Courtesy Dole Food
A metal briefcase-size device contains canisters that release ethylene gas to ripen bananas in shipping containers. Dole Food, Balchem Corporation and the Institute for Plant and Food Research partnered on the technology.
New Hampton, N.Y.-based Balchem Corp. developed the device — a briefcase-like metal box containing ethylene release canisters. Balchem makes the units and together with Dole offers them to the grower-shipper's customers. New Zealand-based Institute for Plant and Food Research participated in an earlier phase of the project.

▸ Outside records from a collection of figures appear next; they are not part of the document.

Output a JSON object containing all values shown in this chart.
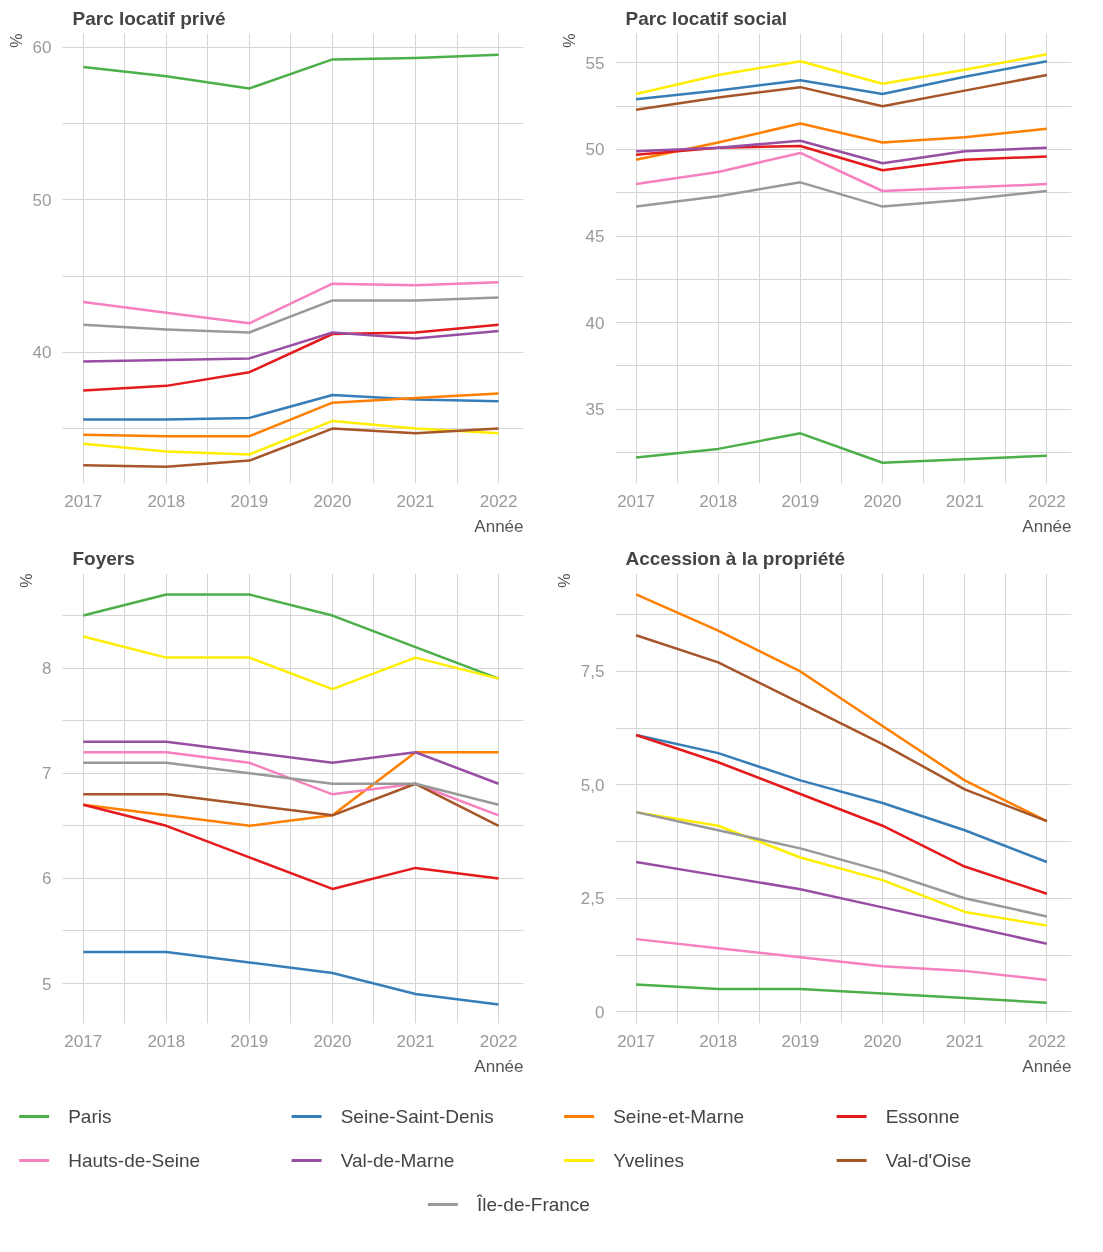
{
  "chart_data": [
    {
      "type": "line",
      "title": "Parc locatif privé",
      "ylabel": "%",
      "xlabel": "Année",
      "x": [
        2017,
        2018,
        2019,
        2020,
        2021,
        2022
      ],
      "xlim": [
        2016.75,
        2022.3
      ],
      "ylim": [
        31.4,
        60.9
      ],
      "xticks": [
        2017,
        2018,
        2019,
        2020,
        2021,
        2022
      ],
      "yticks": [
        40,
        50,
        60
      ],
      "grid": true,
      "legend": "bottom",
      "series": [
        {
          "name": "Paris",
          "color": "#4daf4a",
          "values": [
            58.7,
            58.1,
            57.3,
            59.2,
            59.3,
            59.5
          ]
        },
        {
          "name": "Seine-Saint-Denis",
          "color": "#377eb8",
          "values": [
            35.6,
            35.6,
            35.7,
            37.2,
            36.9,
            36.8
          ]
        },
        {
          "name": "Seine-et-Marne",
          "color": "#ff7f00",
          "values": [
            34.6,
            34.5,
            34.5,
            36.7,
            37.0,
            37.3
          ]
        },
        {
          "name": "Essonne",
          "color": "#e41a1c",
          "values": [
            37.5,
            37.8,
            38.7,
            41.2,
            41.3,
            41.8
          ]
        },
        {
          "name": "Hauts-de-Seine",
          "color": "#f781bf",
          "values": [
            43.3,
            42.6,
            41.9,
            44.5,
            44.4,
            44.6
          ]
        },
        {
          "name": "Val-de-Marne",
          "color": "#984ea3",
          "values": [
            39.4,
            39.5,
            39.6,
            41.3,
            40.9,
            41.4
          ]
        },
        {
          "name": "Yvelines",
          "color": "#ffee00",
          "values": [
            34.0,
            33.5,
            33.3,
            35.5,
            35.0,
            34.7
          ]
        },
        {
          "name": "Val-d'Oise",
          "color": "#a65628",
          "values": [
            32.6,
            32.5,
            32.9,
            35.0,
            34.7,
            35.0
          ]
        },
        {
          "name": "Île-de-France",
          "color": "#999999",
          "values": [
            41.8,
            41.5,
            41.3,
            43.4,
            43.4,
            43.6
          ]
        }
      ]
    },
    {
      "type": "line",
      "title": "Parc locatif social",
      "ylabel": "%",
      "xlabel": "Année",
      "x": [
        2017,
        2018,
        2019,
        2020,
        2021,
        2022
      ],
      "xlim": [
        2016.75,
        2022.3
      ],
      "ylim": [
        30.7,
        56.7
      ],
      "xticks": [
        2017,
        2018,
        2019,
        2020,
        2021,
        2022
      ],
      "yticks": [
        35,
        40,
        45,
        50,
        55
      ],
      "grid": true,
      "series": [
        {
          "color": "#4daf4a",
          "values": [
            32.2,
            32.7,
            33.6,
            31.9,
            32.1,
            32.3
          ]
        },
        {
          "color": "#377eb8",
          "values": [
            52.9,
            53.4,
            54.0,
            53.2,
            54.2,
            55.1
          ]
        },
        {
          "color": "#ff7f00",
          "values": [
            49.4,
            50.4,
            51.5,
            50.4,
            50.7,
            51.2
          ]
        },
        {
          "color": "#e41a1c",
          "values": [
            49.7,
            50.1,
            50.2,
            48.8,
            49.4,
            49.6
          ]
        },
        {
          "color": "#f781bf",
          "values": [
            48.0,
            48.7,
            49.8,
            47.6,
            47.8,
            48.0
          ]
        },
        {
          "color": "#984ea3",
          "values": [
            49.9,
            50.1,
            50.5,
            49.2,
            49.9,
            50.1
          ]
        },
        {
          "color": "#ffee00",
          "values": [
            53.2,
            54.3,
            55.1,
            53.8,
            54.6,
            55.5
          ]
        },
        {
          "color": "#a65628",
          "values": [
            52.3,
            53.0,
            53.6,
            52.5,
            53.4,
            54.3
          ]
        },
        {
          "color": "#999999",
          "values": [
            46.7,
            47.3,
            48.1,
            46.7,
            47.1,
            47.6
          ]
        }
      ]
    },
    {
      "type": "line",
      "title": "Foyers",
      "ylabel": "%",
      "xlabel": "Année",
      "x": [
        2017,
        2018,
        2019,
        2020,
        2021,
        2022
      ],
      "xlim": [
        2016.75,
        2022.3
      ],
      "ylim": [
        4.62,
        8.9
      ],
      "xticks": [
        2017,
        2018,
        2019,
        2020,
        2021,
        2022
      ],
      "yticks": [
        5,
        6,
        7,
        8
      ],
      "grid": true,
      "series": [
        {
          "color": "#4daf4a",
          "values": [
            8.5,
            8.7,
            8.7,
            8.5,
            8.2,
            7.9
          ]
        },
        {
          "color": "#377eb8",
          "values": [
            5.3,
            5.3,
            5.2,
            5.1,
            4.9,
            4.8
          ]
        },
        {
          "color": "#ff7f00",
          "values": [
            6.7,
            6.6,
            6.5,
            6.6,
            7.2,
            7.2
          ]
        },
        {
          "color": "#e41a1c",
          "values": [
            6.7,
            6.5,
            6.2,
            5.9,
            6.1,
            6.0
          ]
        },
        {
          "color": "#f781bf",
          "values": [
            7.2,
            7.2,
            7.1,
            6.8,
            6.9,
            6.6
          ]
        },
        {
          "color": "#984ea3",
          "values": [
            7.3,
            7.3,
            7.2,
            7.1,
            7.2,
            6.9
          ]
        },
        {
          "color": "#ffee00",
          "values": [
            8.3,
            8.1,
            8.1,
            7.8,
            8.1,
            7.9
          ]
        },
        {
          "color": "#a65628",
          "values": [
            6.8,
            6.8,
            6.7,
            6.6,
            6.9,
            6.5
          ]
        },
        {
          "color": "#999999",
          "values": [
            7.1,
            7.1,
            7.0,
            6.9,
            6.9,
            6.7
          ]
        }
      ]
    },
    {
      "type": "line",
      "title": "Accession à la propriété",
      "ylabel": "%",
      "xlabel": "Année",
      "x": [
        2017,
        2018,
        2019,
        2020,
        2021,
        2022
      ],
      "xlim": [
        2016.75,
        2022.3
      ],
      "ylim": [
        -0.26,
        9.66
      ],
      "xticks": [
        2017,
        2018,
        2019,
        2020,
        2021,
        2022
      ],
      "yticks": [
        0,
        {
          "value": 2.5,
          "label": "2,5"
        },
        {
          "value": 5,
          "label": "5,0"
        },
        {
          "value": 7.5,
          "label": "7,5"
        }
      ],
      "grid": true,
      "series": [
        {
          "color": "#4daf4a",
          "values": [
            0.6,
            0.5,
            0.5,
            0.4,
            0.3,
            0.2
          ]
        },
        {
          "color": "#377eb8",
          "values": [
            6.1,
            5.7,
            5.1,
            4.6,
            4.0,
            3.3
          ]
        },
        {
          "color": "#ff7f00",
          "values": [
            9.2,
            8.4,
            7.5,
            6.3,
            5.1,
            4.2
          ]
        },
        {
          "color": "#e41a1c",
          "values": [
            6.1,
            5.5,
            4.8,
            4.1,
            3.2,
            2.6
          ]
        },
        {
          "color": "#f781bf",
          "values": [
            1.6,
            1.4,
            1.2,
            1.0,
            0.9,
            0.7
          ]
        },
        {
          "color": "#984ea3",
          "values": [
            3.3,
            3.0,
            2.7,
            2.3,
            1.9,
            1.5
          ]
        },
        {
          "color": "#ffee00",
          "values": [
            4.4,
            4.1,
            3.4,
            2.9,
            2.2,
            1.9
          ]
        },
        {
          "color": "#a65628",
          "values": [
            8.3,
            7.7,
            6.8,
            5.9,
            4.9,
            4.2
          ]
        },
        {
          "color": "#999999",
          "values": [
            4.4,
            4.0,
            3.6,
            3.1,
            2.5,
            2.1
          ]
        }
      ]
    }
  ]
}
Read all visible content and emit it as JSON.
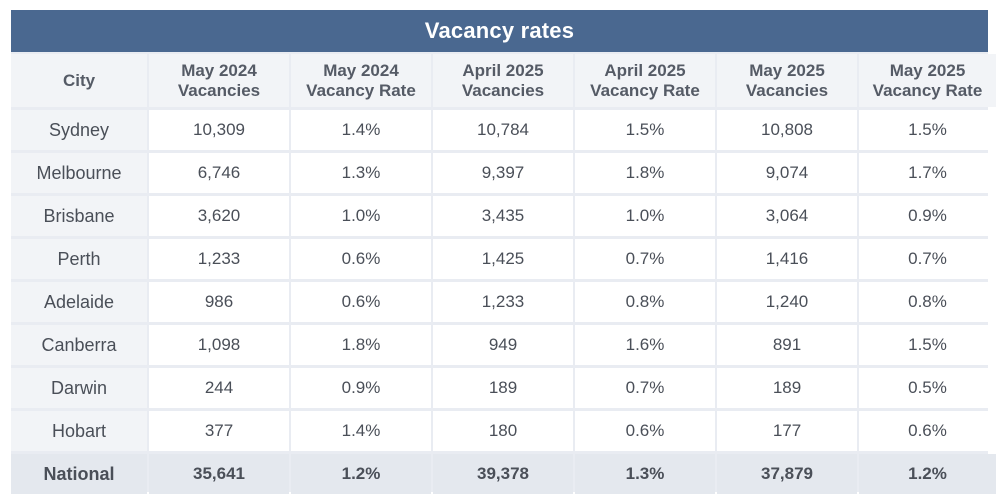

The canisters release ethylene gas at a controlled rate for shipping times from one to seven days, ripening the fruit.
“If customers are on promotion and want additional fruit, this would be something they could use to add capacity,” said Bil Goldfield, Dole communications manager. “It adds flexibility. There is the advantage of less handling regardless.”
Reduced handling means less shrink, bruising and box rub, Goldfield said.
“Some will want to continue with traditional ripening, but ripening rooms are aging and expensive to develop,” he said. “In this economy not necessarily everybody wants to invest in refurbishing ripening rooms.”
Testing sites for the technology included Dole facilities in Costa Rica.
It was not the first attempt at container ripening.
“Other companies looked at this avenue before, but this was the first one we’ve really found that works consistently well,” Goldfield said. “It’s a technology we think works.”
So far, Dole has no plans to use it on other commodities.
“Right now we’re just focusing on bananas,” Goldfield said.
(Note on correction: Balchem is the sole developer of the ethylene release canisters; the original article said it was a joint development. Balchem and Dole jointly market the service to Dole customers.)